Critically endangered female Great Indian Bustard choked to death in Kutch

Photo courtesy Forest Department

A female Great Indian Bustard or GIB, a critically endangered avian species, choked to death in Kutch district reportedly after a lizard stuck in its throat. Forest officers said that with this death, the number of GIB in Kutch may have reduced to barely four or five in the district. In the last census held in 2014, 25 birds had been counted.

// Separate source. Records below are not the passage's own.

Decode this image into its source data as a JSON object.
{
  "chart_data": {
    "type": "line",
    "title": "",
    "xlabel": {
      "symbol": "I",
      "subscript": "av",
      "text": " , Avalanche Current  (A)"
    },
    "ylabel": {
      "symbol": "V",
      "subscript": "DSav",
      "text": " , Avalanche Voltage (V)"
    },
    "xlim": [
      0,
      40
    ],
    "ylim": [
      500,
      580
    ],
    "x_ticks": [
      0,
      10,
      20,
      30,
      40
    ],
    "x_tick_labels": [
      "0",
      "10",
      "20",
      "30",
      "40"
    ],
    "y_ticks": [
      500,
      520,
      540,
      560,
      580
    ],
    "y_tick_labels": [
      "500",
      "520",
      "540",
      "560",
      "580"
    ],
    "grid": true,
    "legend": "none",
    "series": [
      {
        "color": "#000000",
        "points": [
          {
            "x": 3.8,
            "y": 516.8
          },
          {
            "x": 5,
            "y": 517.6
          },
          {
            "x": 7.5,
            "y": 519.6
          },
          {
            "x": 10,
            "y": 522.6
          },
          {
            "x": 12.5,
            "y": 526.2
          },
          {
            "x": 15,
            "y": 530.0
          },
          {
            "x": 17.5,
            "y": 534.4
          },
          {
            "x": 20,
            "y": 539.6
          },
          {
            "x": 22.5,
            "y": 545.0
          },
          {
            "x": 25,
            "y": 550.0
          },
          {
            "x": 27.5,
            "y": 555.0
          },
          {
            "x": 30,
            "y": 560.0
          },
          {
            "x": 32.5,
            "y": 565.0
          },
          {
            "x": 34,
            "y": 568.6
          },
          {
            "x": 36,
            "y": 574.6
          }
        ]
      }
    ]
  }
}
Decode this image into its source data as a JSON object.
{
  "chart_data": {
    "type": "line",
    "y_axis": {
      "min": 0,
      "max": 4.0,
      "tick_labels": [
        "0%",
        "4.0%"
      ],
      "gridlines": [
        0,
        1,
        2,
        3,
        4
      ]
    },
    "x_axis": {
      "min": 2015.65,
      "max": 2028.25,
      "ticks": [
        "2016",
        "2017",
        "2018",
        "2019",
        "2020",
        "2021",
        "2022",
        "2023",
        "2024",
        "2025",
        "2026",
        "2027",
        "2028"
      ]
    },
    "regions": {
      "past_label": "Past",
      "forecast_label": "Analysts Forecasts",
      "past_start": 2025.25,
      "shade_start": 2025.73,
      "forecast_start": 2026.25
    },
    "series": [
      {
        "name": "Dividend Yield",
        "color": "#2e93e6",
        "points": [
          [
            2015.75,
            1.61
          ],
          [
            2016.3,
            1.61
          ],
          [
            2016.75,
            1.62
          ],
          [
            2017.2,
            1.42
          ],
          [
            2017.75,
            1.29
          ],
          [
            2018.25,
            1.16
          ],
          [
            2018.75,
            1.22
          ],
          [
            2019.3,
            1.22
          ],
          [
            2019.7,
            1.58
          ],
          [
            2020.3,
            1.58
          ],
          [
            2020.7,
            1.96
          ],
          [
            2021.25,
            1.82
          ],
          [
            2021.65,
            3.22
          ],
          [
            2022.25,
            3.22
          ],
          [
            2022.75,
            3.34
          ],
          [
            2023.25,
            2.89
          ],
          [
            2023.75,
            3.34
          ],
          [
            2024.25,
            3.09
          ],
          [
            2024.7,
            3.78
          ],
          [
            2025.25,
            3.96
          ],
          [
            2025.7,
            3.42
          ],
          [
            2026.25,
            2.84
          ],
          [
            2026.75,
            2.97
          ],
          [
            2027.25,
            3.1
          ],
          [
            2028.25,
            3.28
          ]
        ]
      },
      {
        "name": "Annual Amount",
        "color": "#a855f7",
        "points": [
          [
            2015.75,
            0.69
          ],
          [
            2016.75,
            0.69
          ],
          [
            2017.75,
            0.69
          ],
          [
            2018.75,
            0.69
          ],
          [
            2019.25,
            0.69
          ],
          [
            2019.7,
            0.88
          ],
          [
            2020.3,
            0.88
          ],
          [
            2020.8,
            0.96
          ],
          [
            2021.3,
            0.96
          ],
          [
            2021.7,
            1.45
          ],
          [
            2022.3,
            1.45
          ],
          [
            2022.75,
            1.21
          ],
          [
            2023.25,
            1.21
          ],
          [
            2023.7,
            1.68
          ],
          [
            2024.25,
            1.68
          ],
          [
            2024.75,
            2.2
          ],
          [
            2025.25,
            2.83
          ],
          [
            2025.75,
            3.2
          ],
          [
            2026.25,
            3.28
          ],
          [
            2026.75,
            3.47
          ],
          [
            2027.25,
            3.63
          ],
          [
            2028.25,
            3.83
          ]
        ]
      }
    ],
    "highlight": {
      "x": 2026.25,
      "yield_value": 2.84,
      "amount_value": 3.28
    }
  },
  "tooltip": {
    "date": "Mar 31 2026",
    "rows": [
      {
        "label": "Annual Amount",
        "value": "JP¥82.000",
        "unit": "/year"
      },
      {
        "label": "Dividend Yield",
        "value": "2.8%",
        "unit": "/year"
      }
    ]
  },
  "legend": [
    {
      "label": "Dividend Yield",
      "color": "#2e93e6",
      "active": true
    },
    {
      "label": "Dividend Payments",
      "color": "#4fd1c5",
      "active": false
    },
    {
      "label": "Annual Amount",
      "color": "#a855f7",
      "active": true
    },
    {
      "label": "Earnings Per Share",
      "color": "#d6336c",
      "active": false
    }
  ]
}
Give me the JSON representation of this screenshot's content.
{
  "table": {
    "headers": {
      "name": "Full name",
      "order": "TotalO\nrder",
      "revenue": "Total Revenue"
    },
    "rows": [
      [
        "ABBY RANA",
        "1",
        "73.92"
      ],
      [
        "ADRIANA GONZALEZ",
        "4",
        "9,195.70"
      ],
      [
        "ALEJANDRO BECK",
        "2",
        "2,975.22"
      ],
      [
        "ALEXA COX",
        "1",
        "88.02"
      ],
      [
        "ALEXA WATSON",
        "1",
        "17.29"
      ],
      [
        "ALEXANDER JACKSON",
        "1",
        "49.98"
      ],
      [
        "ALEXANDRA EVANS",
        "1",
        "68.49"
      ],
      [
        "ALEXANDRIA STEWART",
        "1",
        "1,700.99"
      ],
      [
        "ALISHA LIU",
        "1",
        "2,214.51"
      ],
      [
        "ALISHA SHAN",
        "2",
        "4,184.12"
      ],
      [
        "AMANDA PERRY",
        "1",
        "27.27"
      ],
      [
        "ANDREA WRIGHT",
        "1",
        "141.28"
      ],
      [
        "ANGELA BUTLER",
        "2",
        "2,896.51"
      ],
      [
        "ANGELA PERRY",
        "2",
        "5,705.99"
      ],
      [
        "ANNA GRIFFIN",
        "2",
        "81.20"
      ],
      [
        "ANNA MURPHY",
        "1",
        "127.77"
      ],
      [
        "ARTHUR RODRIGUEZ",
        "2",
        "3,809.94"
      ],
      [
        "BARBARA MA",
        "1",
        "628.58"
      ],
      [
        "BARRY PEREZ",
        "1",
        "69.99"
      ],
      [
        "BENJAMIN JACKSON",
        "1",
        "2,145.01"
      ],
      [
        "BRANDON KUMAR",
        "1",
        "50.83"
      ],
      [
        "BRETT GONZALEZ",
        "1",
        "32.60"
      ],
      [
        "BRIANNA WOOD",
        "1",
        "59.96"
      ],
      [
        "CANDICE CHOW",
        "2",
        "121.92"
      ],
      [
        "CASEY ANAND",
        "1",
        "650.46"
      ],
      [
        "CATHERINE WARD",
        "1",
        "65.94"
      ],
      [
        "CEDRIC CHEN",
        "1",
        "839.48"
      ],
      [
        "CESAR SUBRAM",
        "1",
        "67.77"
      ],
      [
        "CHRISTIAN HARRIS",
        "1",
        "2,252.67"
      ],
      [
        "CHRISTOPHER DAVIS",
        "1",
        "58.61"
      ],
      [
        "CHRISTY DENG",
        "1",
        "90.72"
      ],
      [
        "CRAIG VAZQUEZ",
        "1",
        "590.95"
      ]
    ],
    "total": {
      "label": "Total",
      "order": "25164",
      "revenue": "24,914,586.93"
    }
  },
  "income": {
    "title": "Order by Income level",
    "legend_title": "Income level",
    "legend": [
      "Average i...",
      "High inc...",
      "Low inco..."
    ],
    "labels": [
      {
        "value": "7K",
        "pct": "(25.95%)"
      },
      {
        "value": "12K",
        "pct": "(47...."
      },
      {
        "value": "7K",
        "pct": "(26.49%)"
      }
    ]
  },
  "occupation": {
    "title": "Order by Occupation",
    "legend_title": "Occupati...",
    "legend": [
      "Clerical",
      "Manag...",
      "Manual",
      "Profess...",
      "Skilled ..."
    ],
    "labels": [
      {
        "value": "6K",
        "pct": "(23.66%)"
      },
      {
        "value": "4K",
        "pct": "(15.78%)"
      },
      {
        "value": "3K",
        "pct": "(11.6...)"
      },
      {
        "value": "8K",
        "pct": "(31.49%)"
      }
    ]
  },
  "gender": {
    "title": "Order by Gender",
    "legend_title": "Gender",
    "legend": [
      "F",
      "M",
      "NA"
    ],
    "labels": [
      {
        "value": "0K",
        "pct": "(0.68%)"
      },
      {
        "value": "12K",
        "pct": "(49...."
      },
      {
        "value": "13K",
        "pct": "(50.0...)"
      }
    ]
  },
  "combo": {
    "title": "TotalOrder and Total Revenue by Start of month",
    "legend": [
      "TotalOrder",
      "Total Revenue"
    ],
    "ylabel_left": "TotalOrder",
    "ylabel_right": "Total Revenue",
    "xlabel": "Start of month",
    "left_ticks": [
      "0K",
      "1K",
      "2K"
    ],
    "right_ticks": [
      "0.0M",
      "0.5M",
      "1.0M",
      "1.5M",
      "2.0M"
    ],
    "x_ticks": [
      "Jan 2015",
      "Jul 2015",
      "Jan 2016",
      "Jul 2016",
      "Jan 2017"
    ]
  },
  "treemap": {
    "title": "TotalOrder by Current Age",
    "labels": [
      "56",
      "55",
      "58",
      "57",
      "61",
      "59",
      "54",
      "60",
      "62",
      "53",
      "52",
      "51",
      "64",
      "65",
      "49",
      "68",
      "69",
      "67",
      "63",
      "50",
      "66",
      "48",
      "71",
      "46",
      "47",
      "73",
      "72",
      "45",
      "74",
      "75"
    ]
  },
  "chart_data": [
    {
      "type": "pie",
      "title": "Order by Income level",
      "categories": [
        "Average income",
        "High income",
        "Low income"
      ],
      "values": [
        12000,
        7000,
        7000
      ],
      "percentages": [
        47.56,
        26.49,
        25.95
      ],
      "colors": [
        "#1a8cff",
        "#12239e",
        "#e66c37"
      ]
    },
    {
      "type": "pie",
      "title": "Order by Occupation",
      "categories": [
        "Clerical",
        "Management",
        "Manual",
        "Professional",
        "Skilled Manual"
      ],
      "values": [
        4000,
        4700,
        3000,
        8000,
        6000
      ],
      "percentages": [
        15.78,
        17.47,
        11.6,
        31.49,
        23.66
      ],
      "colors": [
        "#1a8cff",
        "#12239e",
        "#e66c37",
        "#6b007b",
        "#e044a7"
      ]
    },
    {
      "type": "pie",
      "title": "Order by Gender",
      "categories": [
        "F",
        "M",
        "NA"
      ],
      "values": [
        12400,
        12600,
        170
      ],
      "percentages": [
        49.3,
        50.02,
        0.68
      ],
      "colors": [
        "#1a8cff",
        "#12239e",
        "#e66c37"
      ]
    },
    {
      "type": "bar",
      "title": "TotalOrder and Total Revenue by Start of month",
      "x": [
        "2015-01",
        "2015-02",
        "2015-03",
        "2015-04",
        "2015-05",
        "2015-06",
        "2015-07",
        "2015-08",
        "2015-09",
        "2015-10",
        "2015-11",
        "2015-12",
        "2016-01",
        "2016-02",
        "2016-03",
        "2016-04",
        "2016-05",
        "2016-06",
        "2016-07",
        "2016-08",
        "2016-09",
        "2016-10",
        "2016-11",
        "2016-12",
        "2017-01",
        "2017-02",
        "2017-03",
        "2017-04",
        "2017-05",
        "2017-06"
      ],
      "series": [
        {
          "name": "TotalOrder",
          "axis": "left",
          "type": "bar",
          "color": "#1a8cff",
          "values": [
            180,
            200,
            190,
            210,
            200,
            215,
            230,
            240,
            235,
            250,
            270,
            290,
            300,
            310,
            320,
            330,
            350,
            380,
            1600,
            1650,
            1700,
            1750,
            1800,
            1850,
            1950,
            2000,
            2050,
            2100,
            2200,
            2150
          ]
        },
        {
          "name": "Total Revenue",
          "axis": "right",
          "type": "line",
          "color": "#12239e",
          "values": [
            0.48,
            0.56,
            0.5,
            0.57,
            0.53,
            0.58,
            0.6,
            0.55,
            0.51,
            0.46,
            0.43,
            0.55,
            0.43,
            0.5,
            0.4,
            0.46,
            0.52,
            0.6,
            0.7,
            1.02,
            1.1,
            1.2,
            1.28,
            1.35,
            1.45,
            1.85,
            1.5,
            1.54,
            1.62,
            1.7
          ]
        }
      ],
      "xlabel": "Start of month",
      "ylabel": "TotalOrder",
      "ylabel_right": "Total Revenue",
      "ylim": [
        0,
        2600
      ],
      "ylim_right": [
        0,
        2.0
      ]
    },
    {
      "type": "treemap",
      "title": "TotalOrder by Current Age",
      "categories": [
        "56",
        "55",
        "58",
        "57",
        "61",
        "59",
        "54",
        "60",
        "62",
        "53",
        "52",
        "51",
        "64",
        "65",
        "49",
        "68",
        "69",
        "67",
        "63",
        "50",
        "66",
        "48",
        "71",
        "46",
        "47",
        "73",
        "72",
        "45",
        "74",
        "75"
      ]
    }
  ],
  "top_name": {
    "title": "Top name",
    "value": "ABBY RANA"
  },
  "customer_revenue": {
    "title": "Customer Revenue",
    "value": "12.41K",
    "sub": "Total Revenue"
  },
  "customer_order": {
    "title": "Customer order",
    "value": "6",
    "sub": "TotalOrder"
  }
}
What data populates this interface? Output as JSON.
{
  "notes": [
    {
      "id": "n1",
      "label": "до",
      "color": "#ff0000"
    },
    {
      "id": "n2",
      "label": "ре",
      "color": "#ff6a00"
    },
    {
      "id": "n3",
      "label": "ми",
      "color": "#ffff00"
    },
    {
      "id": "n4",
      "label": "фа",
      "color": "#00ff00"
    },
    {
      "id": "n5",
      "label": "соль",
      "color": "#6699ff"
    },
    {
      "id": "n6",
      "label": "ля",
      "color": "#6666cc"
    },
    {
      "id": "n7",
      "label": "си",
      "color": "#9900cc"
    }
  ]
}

Forest officials said that the bird died near Bhanada, about 15 km from GIB sanctuary in Naliya, Kutch district. Anita Karn, chief conservation of forests, Kutch circle, told DH, "Death of a GIB occurred on Tuesday afternoon. On preliminary examination, it was found a garden lizard was stuck in the bird's trachea that choked it to death. No injury marks or fracture has been found on the body." 
 
According to forest officers, it was one of the two birds, both females, tagged in 2017 to monitor their movements for conservation purpose. The other bird had died in the same year after it collided with a power line. Officers said that in 2014, 25 birds had been counted out of which they could trace only six in later years. With deaths of these two birds, it is estimated that only four are left right now. "We don't exactly know but we believe that there are only four to five birds surviving now. They all are females," said an officer.
 
These birds are critically endangered species. Reports suggest that there are barely 150 birds existing today. Rajasthan and Kutch are among the last few places where these avian species are found. The reason behind depleting numbers are said to be power lines, windmills, solar parks and loss of grassland.